似たもの同士
「まもり姉ちゃん」
数回目の呼び掛けで、彼女はようやく振り返った。
「あ、ごめん、セナ。何?」
「・・・大丈夫?何だか顔色悪いけど」
心配そうに見上げるセナに、まもりは笑いかける。
「平気よ。ちょっと寝不足なだけだから」セナは部活を休んで帰ることを勧めたが、まもりは頑として聞かない。
今日はチームのメンバー全員が揃っての、部室の大掃除の日。
選手の補助役である、マネージャーの自分が出ないわけにいかないというのが、まもりの主張だった。
「揃ってるかー」
コンビニの袋を片手に扉を開けると、部室は静まりかえっていた。
動揺した眼差しでヒル魔を見ているのは、セナとモン太の一年生コンビだ。
「・・・何だよ。通夜会場か、ここは」
怪訝な表情で言ったあと、彼は床に倒れ込んでいるマネージャーに気づいた。
「な、何だか体調が悪かったみたいなんだけど、ここに来るなり眩暈を起こして、それで・・・・」
矢継ぎ早に喋り出したセナの前を横切ると、ヒル魔は意識のないまもりへと手を伸ばす。「先に掃除してろ」
唖然としているセナ達に言うと、まもりを横抱きにしたヒル魔は校舎に向かってすたすたと歩き出した。

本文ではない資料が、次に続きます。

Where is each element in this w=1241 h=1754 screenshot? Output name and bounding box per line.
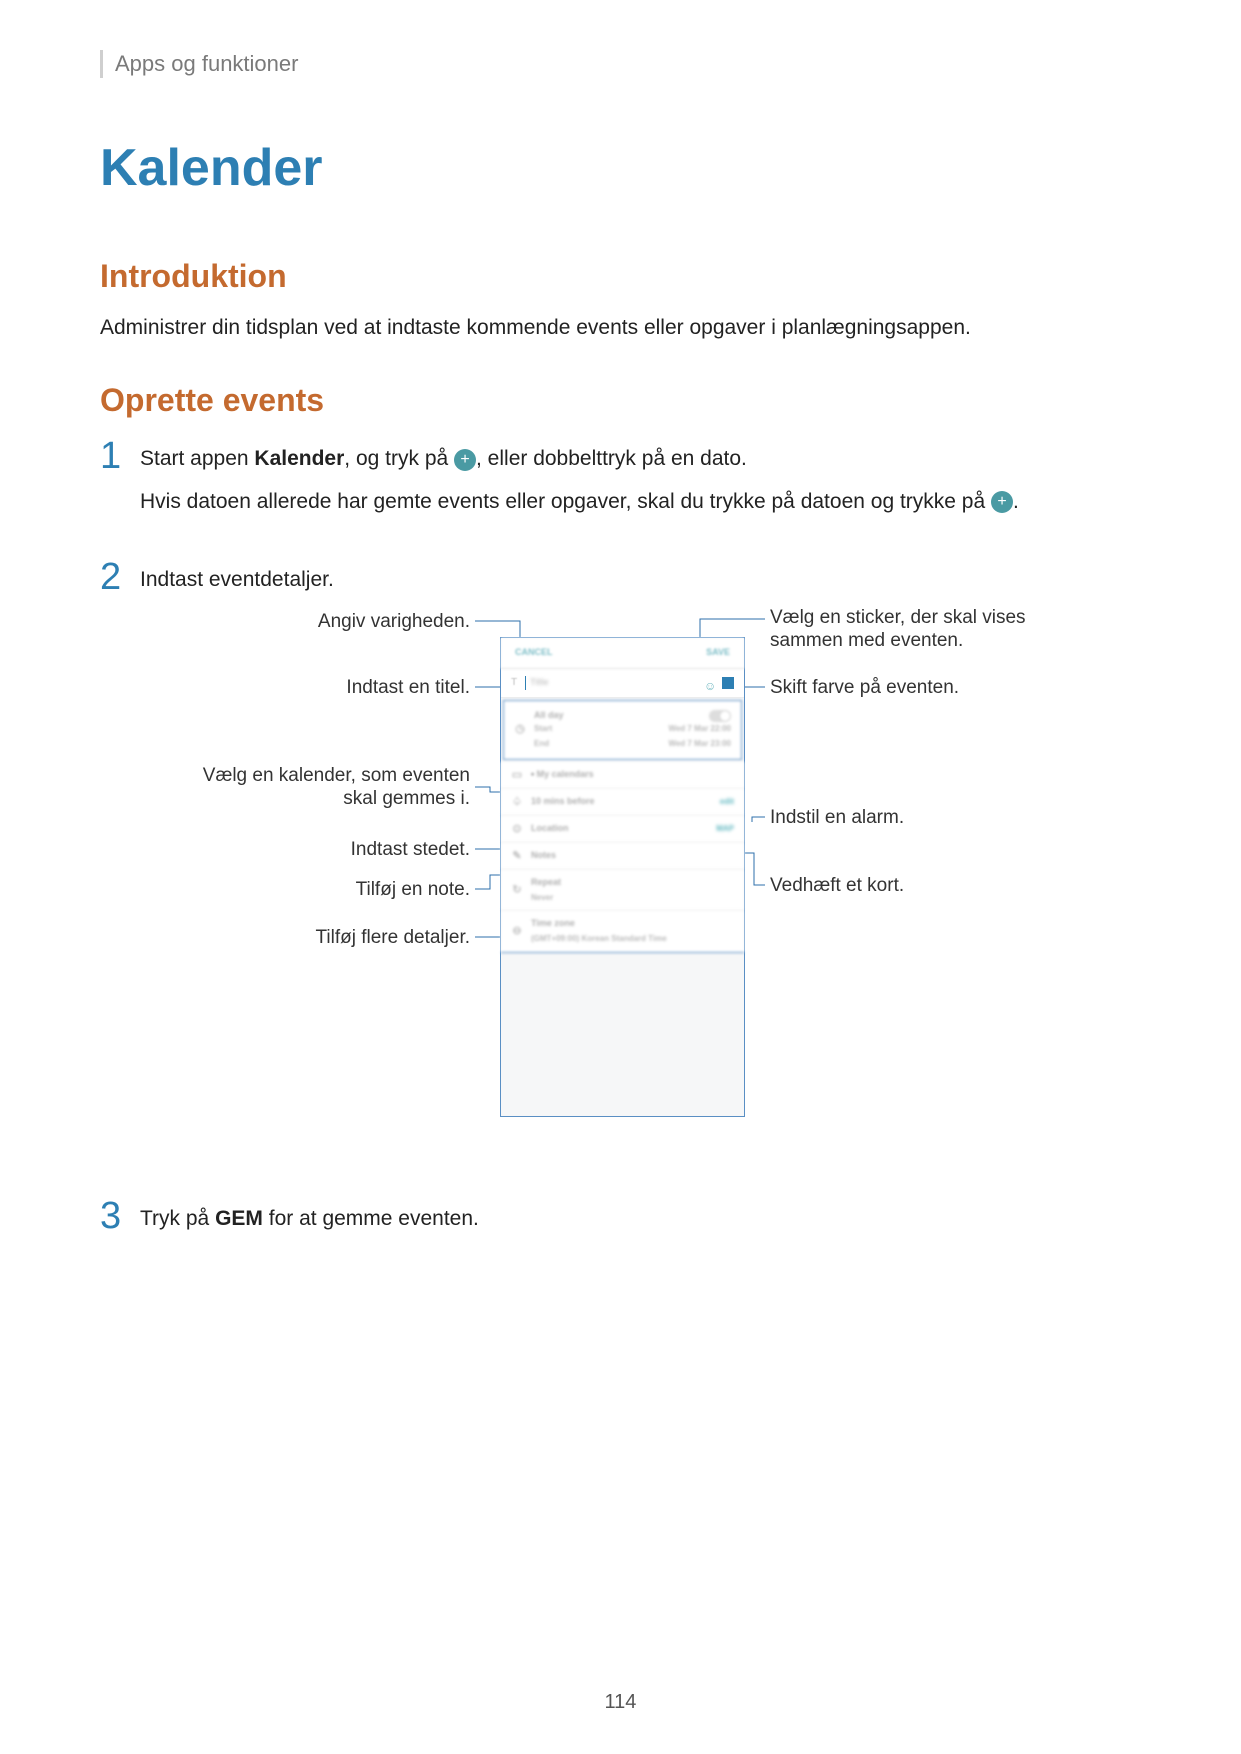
title-field-icon: T [511, 675, 517, 691]
step-number: 1 [100, 437, 140, 528]
callout-location: Indtast stedet. [140, 839, 470, 862]
steps-list: 1 Start appen Kalender, og tryk på +, el… [100, 437, 1141, 1245]
location-row[interactable]: ⊙ Location MAP [501, 816, 744, 843]
title-placeholder: Title [530, 676, 548, 690]
step-1: 1 Start appen Kalender, og tryk på +, el… [100, 437, 1141, 528]
step-body: Start appen Kalender, og tryk på +, elle… [140, 437, 1019, 528]
calendar-value: My calendars [537, 769, 594, 779]
text: Vælg en sticker, der skal vises [770, 607, 1026, 628]
timezone-row[interactable]: ⊖ Time zone (GMT+09:00) Korean Standard … [501, 911, 744, 952]
callout-map: Vedhæft et kort. [770, 875, 1150, 898]
text: , og tryk på [344, 447, 454, 470]
text: sammen med eventen. [770, 630, 963, 651]
breadcrumb-text: Apps og funktioner [115, 51, 298, 77]
intro-body: Administrer din tidsplan ved at indtaste… [100, 313, 1141, 342]
reminder-edit[interactable]: edit [720, 796, 734, 808]
text: Hvis datoen allerede har gemte events el… [140, 490, 991, 513]
step-body: Tryk på GEM for at gemme eventen. [140, 1197, 479, 1246]
location-placeholder: Location [531, 823, 569, 833]
text: skal gemmes i. [343, 788, 470, 809]
section-heading-introduction: Introduktion [100, 258, 1141, 295]
sticker-icon[interactable]: ☺ [704, 677, 716, 689]
timezone-label: Time zone [531, 918, 575, 928]
color-chip[interactable] [722, 677, 734, 689]
start-value: Wed 7 Mar 22:00 [668, 723, 731, 735]
callout-calendar: Vælg en kalender, som eventen skal gemme… [140, 765, 470, 811]
page: Apps og funktioner Kalender Introduktion… [0, 0, 1241, 1754]
reminder-value: 10 mins before [531, 796, 595, 806]
timezone-value: (GMT+09:00) Korean Standard Time [531, 931, 734, 945]
page-title: Kalender [100, 138, 1141, 198]
annotated-screenshot: Angiv varigheden. Indtast en titel. Vælg… [140, 607, 1170, 1167]
map-button[interactable]: MAP [716, 823, 734, 835]
text: for at gemme eventen. [263, 1207, 479, 1230]
notes-row[interactable]: ✎ Notes [501, 843, 744, 870]
step-number: 2 [100, 558, 140, 1167]
reminder-row[interactable]: ♤ 10 mins before edit [501, 789, 744, 816]
callout-title: Indtast en titel. [140, 677, 470, 700]
calendar-icon: ▭ [511, 769, 523, 781]
callout-duration: Angiv varigheden. [140, 611, 470, 634]
text: Vælg en kalender, som eventen [203, 765, 470, 786]
editor-header: CANCEL SAVE [501, 638, 744, 669]
breadcrumb: Apps og funktioner [100, 50, 1141, 78]
note-icon: ✎ [511, 850, 523, 862]
bell-icon: ♤ [511, 796, 523, 808]
repeat-label: Repeat [531, 877, 561, 887]
callout-sticker: Vælg en sticker, der skal vises sammen m… [770, 607, 1150, 653]
section-heading-create-events: Oprette events [100, 382, 1141, 419]
page-number: 114 [0, 1691, 1241, 1714]
start-label: Start [534, 723, 552, 735]
step-body: Indtast eventdetaljer. Angiv varigheden.… [140, 558, 1170, 1167]
text: , eller dobbelttryk på en dato. [476, 447, 747, 470]
calendar-row[interactable]: ▭ • My calendars [501, 762, 744, 789]
end-label: End [534, 738, 549, 750]
phone-event-editor: CANCEL SAVE T Title ☺ ◷ [500, 637, 745, 1117]
text: Tryk på [140, 1207, 215, 1230]
repeat-value: Never [531, 890, 734, 904]
cancel-button[interactable]: CANCEL [515, 646, 553, 660]
text: . [1013, 490, 1019, 513]
callout-note: Tilføj en note. [140, 879, 470, 902]
pin-icon: ⊙ [511, 823, 523, 835]
clock-icon: ◷ [514, 724, 526, 736]
text: Indtast eventdetaljer. [140, 564, 1170, 597]
callout-alarm: Indstil en alarm. [770, 807, 1150, 830]
title-row[interactable]: T Title ☺ [501, 669, 744, 698]
text-cursor [525, 676, 526, 690]
time-block[interactable]: ◷ All day Start Wed 7 Mar 22:00 End Wed 7 … [503, 700, 742, 761]
callout-color: Skift farve på eventen. [770, 677, 1150, 700]
step-number: 3 [100, 1197, 140, 1246]
notes-placeholder: Notes [531, 850, 556, 860]
allday-toggle[interactable] [709, 710, 731, 722]
save-button[interactable]: SAVE [706, 646, 730, 660]
callout-details: Tilføj flere detaljer. [140, 927, 470, 950]
step-3: 3 Tryk på GEM for at gemme eventen. [100, 1197, 1141, 1246]
end-value: Wed 7 Mar 23:00 [668, 738, 731, 750]
repeat-icon: ↻ [511, 884, 523, 896]
gem-label: GEM [215, 1207, 263, 1230]
repeat-row[interactable]: ↻ Repeat Never [501, 870, 744, 911]
plus-icon: + [991, 491, 1013, 513]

人を一人抱えているというのに、その足取りはしっかりしたものだ。
「か、格好良い・・・」
「僕達じゃ、まもり姉ちゃんを担げないからね」
申し訳なさそうに頭をかくセナを、モン太はぎろりと睨み付ける。「お前、まもりさんのこと気づいてたのに、何でここに連れてきたんだよ!」
「言っても聞かないんだよ、昔から。ぎりぎりのところまで我慢して、突然倒れるの。それで大人達は初めて姉ちゃんの異変に気づくんだ」
ふいに言葉を切ったセナは、考えるようにして腕を組む。
「・・・まもり姉ちゃんとヒル魔さんって似てるかも」
「え、どこが!!?」
「人に弱みを見せまいと頑張っちゃうところ」
仰天するモン太へと首を傾けたセナは、少しだけ寂しげに微笑んだ。
「もうちょっと、素直になってくれてもいいのにね」
最初に目に入ったのは、医務室の白い天井と蛍光灯の光。
そしてジョギング中の野球部の掛け声が耳に届く。
セナと共に部室に入ったとたん、立ちくらみを起こしたことをまもりは思い出した。
誰が自分を医務室に運んでくれたのもおぼろげながら覚えている。
「まだ寝てろ」
ベッドから身を起こそうとしたとたん、誰かに制された。
「風紀委員の仕事にマネージャー、成績優秀で夜中まで勉強していれば倒れるのも当然だな。全部完璧にこなそうなんて考えてると、そのうち病気になるぞ」
傍らを見やると、医務室に備え付けのパイプ椅子に座ったヒル魔が何かの本を読んでいる。
彼がここに運んでくれたのは分かっているが、起きるまで留まっているとは思わなかった。「・・・・ずっといてくれたんだ」
「掃除をさぼりたかっただけだ」
顔を上げたヒル魔は、いつもの意地の悪い笑みを浮かべる。
「セナじゃなくて悪かったな」
「ううん」
憎まれ口を叩く彼に慣れているまもりは、にっこりと笑い返した。
「心配してくれて有難う」
あとがき??
ヒルまも、良いですよね。私が書くと全然甘くならないんですが・・・・。以心伝心で通じ合っているイメージ。
私、まもセナが本命なんですけど。(茨道!)
セナの台詞を書きたかっただけなので、またアイシールド21駄文を書くかは微妙。